Godard's "Pierrot Goes Wild" -- A Brief Analysis

                                       Godard made "Bande a part" (Band of outsiders) in the year 1964. But, before making this movie, Godard attempted to film an adaptation of 'Obsession' by Lionel White, the author of the source material for Stanley Kubrick's taut crime thriller "The Killing." Godard wanted to cast Sylvie Vartan, a famous Bulgarian French singer (one of the first rock girls in France), but she refused so the project was subsequently put on hold. After he had completed "Band of Outsiders", he envisaged making the film with Anna Karina and Richard Burton, but this also fell through. Later on, Belmondo came on board and Godard decided that the film would tell the story of the "last romantic couple." The end result is a testament to the magnetic screen presence of both Belmondo and Karina. 

                                      "Pierrot Goes Wild" starts with Ferdinand (Belmondo), husband of a rich Italian woman, returning home from a dismal party. Bored, he offers a ride to his kids' babysitter, the attractive student Marianne Renoir (Anna Karina). Before long, they decide to take a one-way street out of Paris and head for the south of France. Their impromptu journey will involve a bag of loot that goes up in flames, some gun-running shenanigans and auto-theft as they resolve to hook up with Marianne's brother. the adventure sees them falling in love and ends with Ferdinand painting his face pale blue, wrapping dynamite to his head. 

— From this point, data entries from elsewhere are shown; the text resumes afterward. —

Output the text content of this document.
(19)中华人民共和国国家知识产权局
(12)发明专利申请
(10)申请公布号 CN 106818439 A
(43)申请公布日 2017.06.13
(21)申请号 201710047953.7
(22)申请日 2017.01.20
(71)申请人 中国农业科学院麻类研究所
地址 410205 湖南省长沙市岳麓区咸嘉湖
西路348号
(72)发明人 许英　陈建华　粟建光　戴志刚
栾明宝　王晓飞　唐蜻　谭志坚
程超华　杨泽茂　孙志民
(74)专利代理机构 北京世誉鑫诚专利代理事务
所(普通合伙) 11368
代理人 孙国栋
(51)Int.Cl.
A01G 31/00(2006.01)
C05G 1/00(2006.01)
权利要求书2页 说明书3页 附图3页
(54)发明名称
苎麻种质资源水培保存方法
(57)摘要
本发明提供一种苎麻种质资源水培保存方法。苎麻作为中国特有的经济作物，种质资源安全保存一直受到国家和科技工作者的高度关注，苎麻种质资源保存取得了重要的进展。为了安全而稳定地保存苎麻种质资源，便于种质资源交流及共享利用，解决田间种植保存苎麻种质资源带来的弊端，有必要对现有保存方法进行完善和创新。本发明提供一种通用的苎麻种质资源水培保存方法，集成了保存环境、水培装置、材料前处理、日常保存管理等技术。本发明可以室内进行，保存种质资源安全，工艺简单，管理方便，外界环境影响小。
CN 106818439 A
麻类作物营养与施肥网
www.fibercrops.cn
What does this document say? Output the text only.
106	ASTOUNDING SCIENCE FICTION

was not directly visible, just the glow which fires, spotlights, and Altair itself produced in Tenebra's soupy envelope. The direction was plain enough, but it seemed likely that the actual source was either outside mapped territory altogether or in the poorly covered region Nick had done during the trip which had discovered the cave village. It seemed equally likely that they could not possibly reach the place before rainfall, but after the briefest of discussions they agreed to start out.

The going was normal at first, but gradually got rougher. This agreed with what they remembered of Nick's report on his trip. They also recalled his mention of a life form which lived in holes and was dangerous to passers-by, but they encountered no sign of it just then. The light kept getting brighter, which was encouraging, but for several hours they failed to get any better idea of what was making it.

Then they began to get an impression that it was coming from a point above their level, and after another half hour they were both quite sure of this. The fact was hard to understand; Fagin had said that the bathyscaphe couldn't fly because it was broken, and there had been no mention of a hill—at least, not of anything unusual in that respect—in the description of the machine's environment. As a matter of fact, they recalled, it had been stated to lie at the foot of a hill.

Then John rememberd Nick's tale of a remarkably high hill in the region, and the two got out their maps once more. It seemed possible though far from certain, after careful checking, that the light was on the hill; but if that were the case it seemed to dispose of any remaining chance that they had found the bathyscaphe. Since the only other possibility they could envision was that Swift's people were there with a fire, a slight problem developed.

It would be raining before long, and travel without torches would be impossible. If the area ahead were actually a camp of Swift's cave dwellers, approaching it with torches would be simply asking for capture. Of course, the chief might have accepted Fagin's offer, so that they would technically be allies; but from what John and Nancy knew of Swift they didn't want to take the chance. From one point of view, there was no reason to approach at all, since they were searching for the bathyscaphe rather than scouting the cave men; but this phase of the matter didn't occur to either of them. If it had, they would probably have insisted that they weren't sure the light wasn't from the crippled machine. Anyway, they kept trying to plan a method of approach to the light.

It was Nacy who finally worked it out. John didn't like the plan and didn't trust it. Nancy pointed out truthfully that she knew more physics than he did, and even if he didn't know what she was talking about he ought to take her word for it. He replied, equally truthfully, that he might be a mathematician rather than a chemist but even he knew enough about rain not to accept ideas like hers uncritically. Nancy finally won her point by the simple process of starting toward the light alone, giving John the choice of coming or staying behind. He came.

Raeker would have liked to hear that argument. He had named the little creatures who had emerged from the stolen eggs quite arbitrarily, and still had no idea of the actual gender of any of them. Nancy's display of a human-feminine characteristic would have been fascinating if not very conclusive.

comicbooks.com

                                    As fast and loose a film as Godard has ever made, "Pierrot Goes Wild" (Pierrot le Fou) recalls Howard Hawks' axiom, that a movie's plot could really be just an excuse for some great scenes. Here, Godard spins another girl-and-gun, lovers-on-the-lam narrative in order to unfold a characteristically autonomous procession of digressions, stories, set-pieces, references, satirical swipes, discursive debates, tongue-in-cheek gags and flights of fancy. One highlight is Karina's charming rendition of a song about her fate-line. The film abounds in ideas but critics considered it a little scatter-shot for its own good. Many thought it as 'repetitive  rather than inventive and fresh' and recommended pruning to increase its commercial appeal. 

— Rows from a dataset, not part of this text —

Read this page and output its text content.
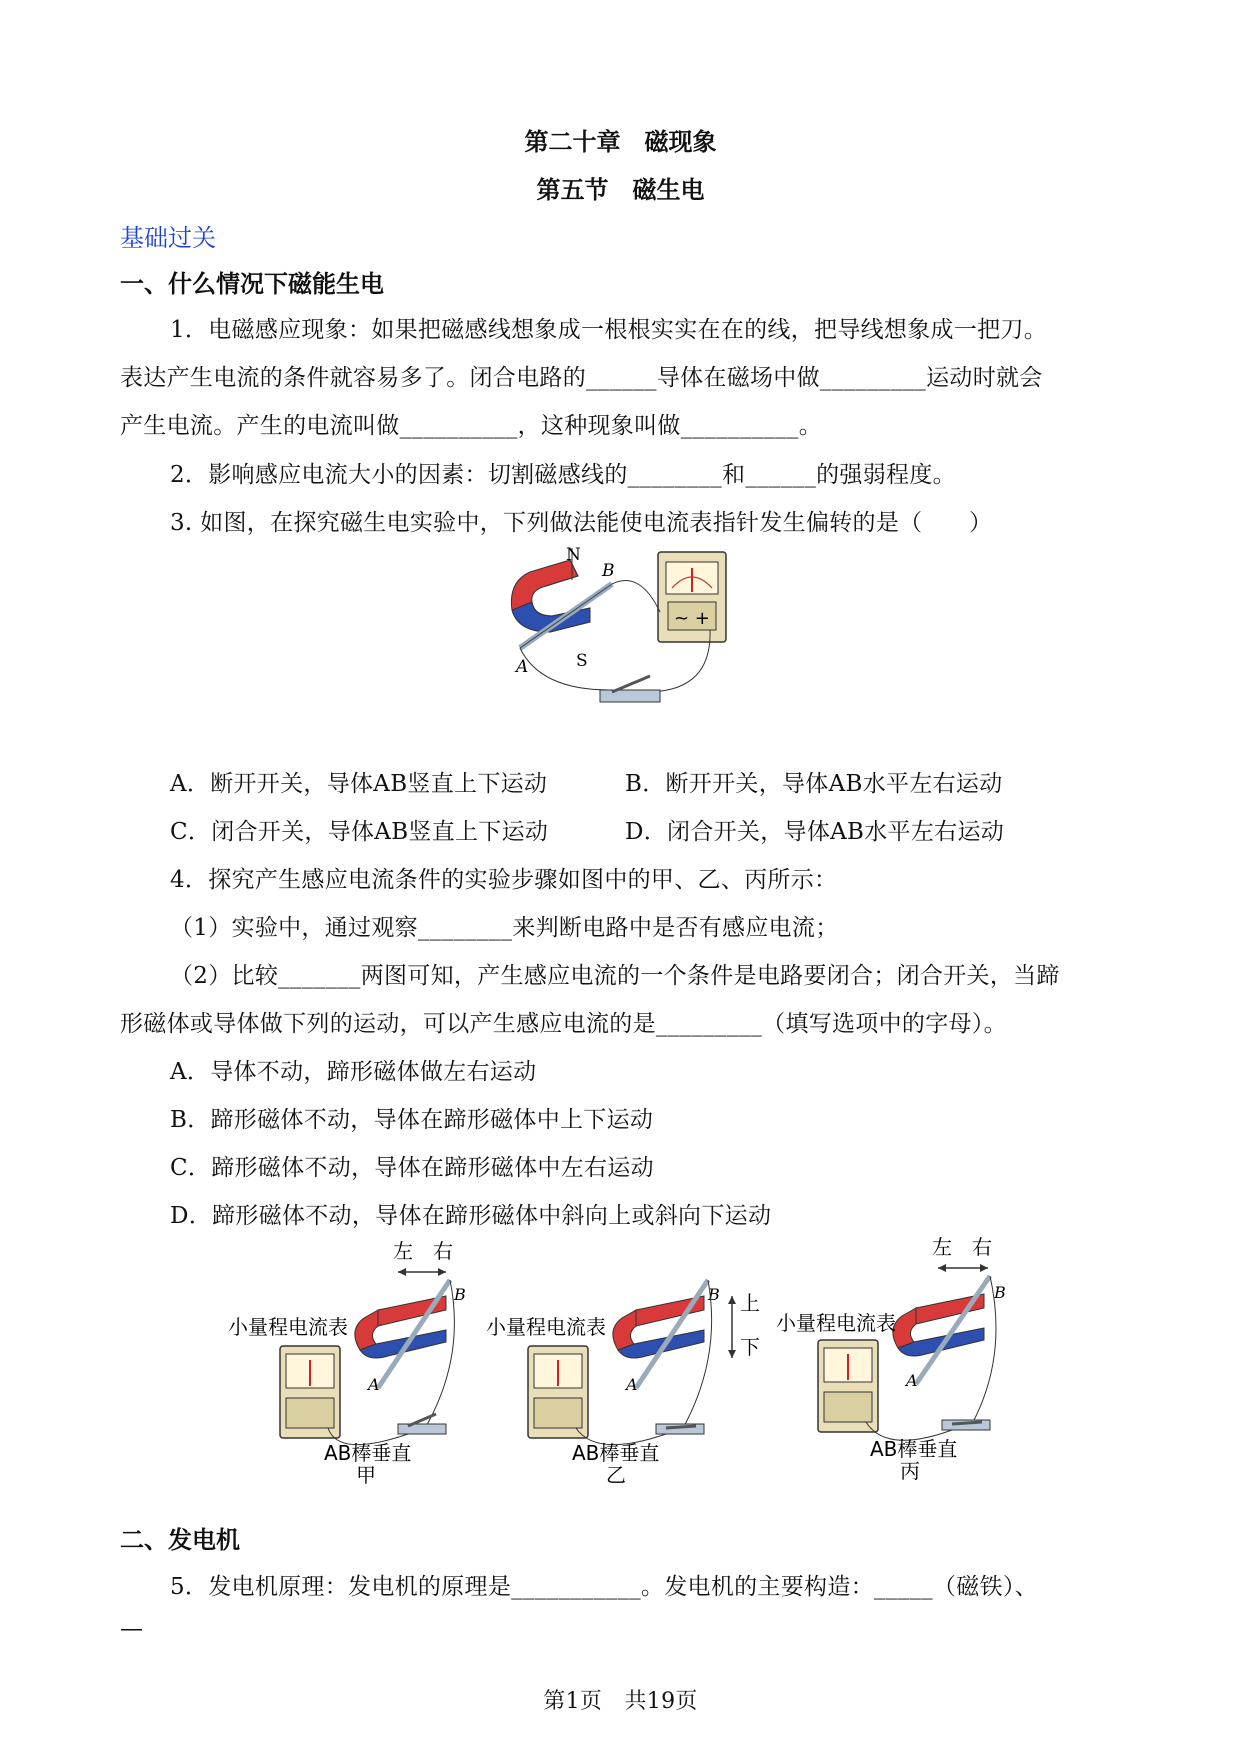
第二十章　磁现象
第五节　磁生电
基础过关
一、什么情况下磁能生电
1．电磁感应现象：如果把磁感线想象成一根根实实在在的线，把导线想象成一把刀。
表达产生电流的条件就容易多了。闭合电路的______导体在磁场中做_________运动时就会
产生电流。产生的电流叫做__________，这种现象叫做__________。
2．影响感应电流大小的因素：切割磁感线的________和______的强弱程度。
3. 如图，在探究磁生电实验中，下列做法能使电流表指针发生偏转的是（　　）
~ +
N
B
A	S
A．断开开关，导体AB竖直上下运动	B．断开开关，导体AB水平左右运动
C．闭合开关，导体AB竖直上下运动	D．闭合开关，导体AB水平左右运动
4．探究产生感应电流条件的实验步骤如图中的甲、乙、丙所示：
（1）实验中，通过观察________来判断电路中是否有感应电流；
（2）比较_______两图可知，产生感应电流的一个条件是电路要闭合；闭合开关，当蹄
形磁体或导体做下列的运动，可以产生感应电流的是_________（填写选项中的字母）。
A．导体不动，蹄形磁体做左右运动
B．蹄形磁体不动，导体在蹄形磁体中上下运动
C．蹄形磁体不动，导体在蹄形磁体中左右运动
D．蹄形磁体不动，导体在蹄形磁体中斜向上或斜向下运动
左　右
B
A
小量程电流表
AB棒垂直
甲
B
A
上
下
小量程电流表
AB棒垂直
乙
左　右
B
A
小量程电流表
AB棒垂直
丙
二、发电机
5．发电机原理：发电机的原理是___________。发电机的主要构造：_____（磁铁）、
—
第1页　共19页
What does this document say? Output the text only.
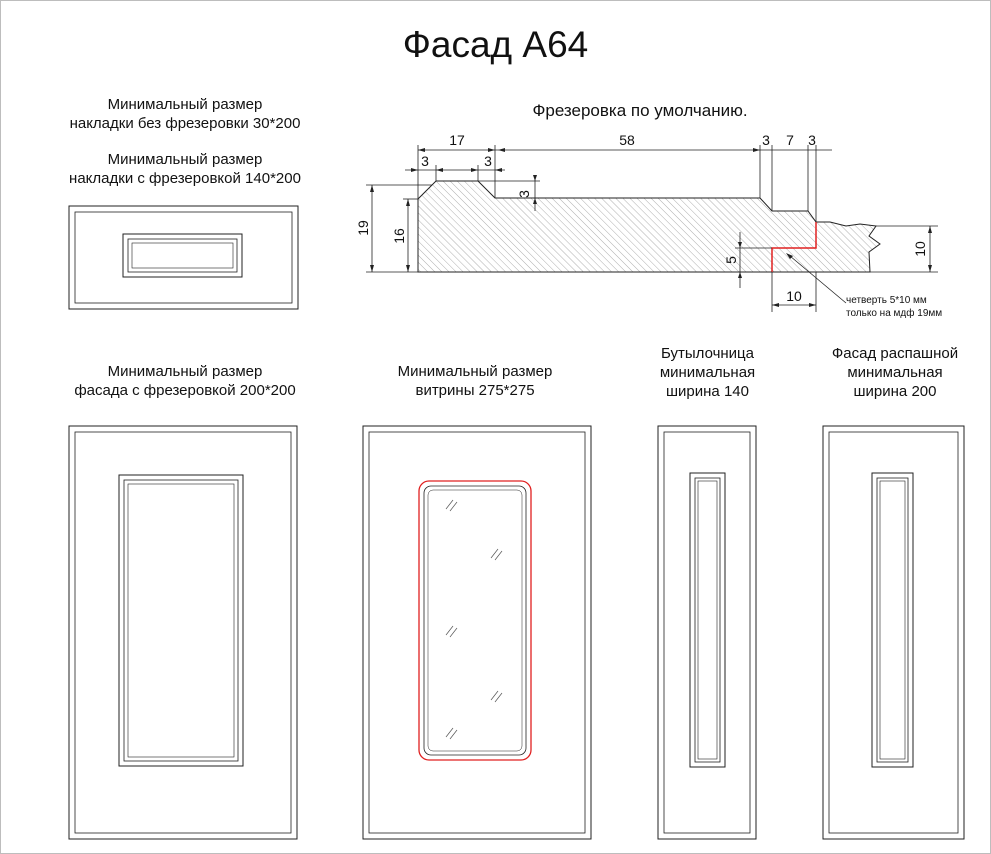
Фасад А64
Минимальный размер
накладки без фрезеровки 30*200
Минимальный размер
накладки с фрезеровкой 140*200
Минимальный размер
фасада с фрезеровкой 200*200
Минимальный размер
витрины 275*275
Бутылочница
минимальная
ширина 140
Фасад распашной
минимальная
ширина 200
Фрезеровка по умолчанию.
17	58	3 7 3
3	3
3
19
16
10
5
10	четверть 5*10 мм
только на мдф 19мм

                                      Like "Breathless", the film divides its time between action sequences and pensive, discursive scenes. It serves up a typically Gordardian bugger of both high and low culture references. Just as he had mixed William Faulkner with Humphrey Bogart in his first film, here the director includes references to art, poetry, film and philosophy. The artists mentioned range from modern masters, like American pop art maestro Roy Lichtenstein, to classical greats such as the 17th century Spanish pinter Velazquez. The writers who are referenced are similarly varied and include Robert Browning, Raymond Chandler, Joseph Conrad, F Scott Fitzgerald and William Shakespeare. 

                                       Recalling Fritz Lang's appearance in "Contempt" (Le Mepris), the influential American auteur Sam Fuller appears briefly as himself. Ferdinand meets him at a party where the director says he is in town to make a movie. Fuller declares that his film will be like a battle ground, encompassing love, hate, action and violence: "in one word, emotions." Pierrot Goes Wild can claim the same. This is a dazzling assault on the senses. "Pierrot le Fou" is a film about liberty and reinvention. A product of a director at the height of his powers.


Roger Ebert's Review

Pierrot Goes Wild (Pierrot le Fou) -- IMDb

1 comment:

Jiggyasa said...

very nice review. it sounds very interesting :)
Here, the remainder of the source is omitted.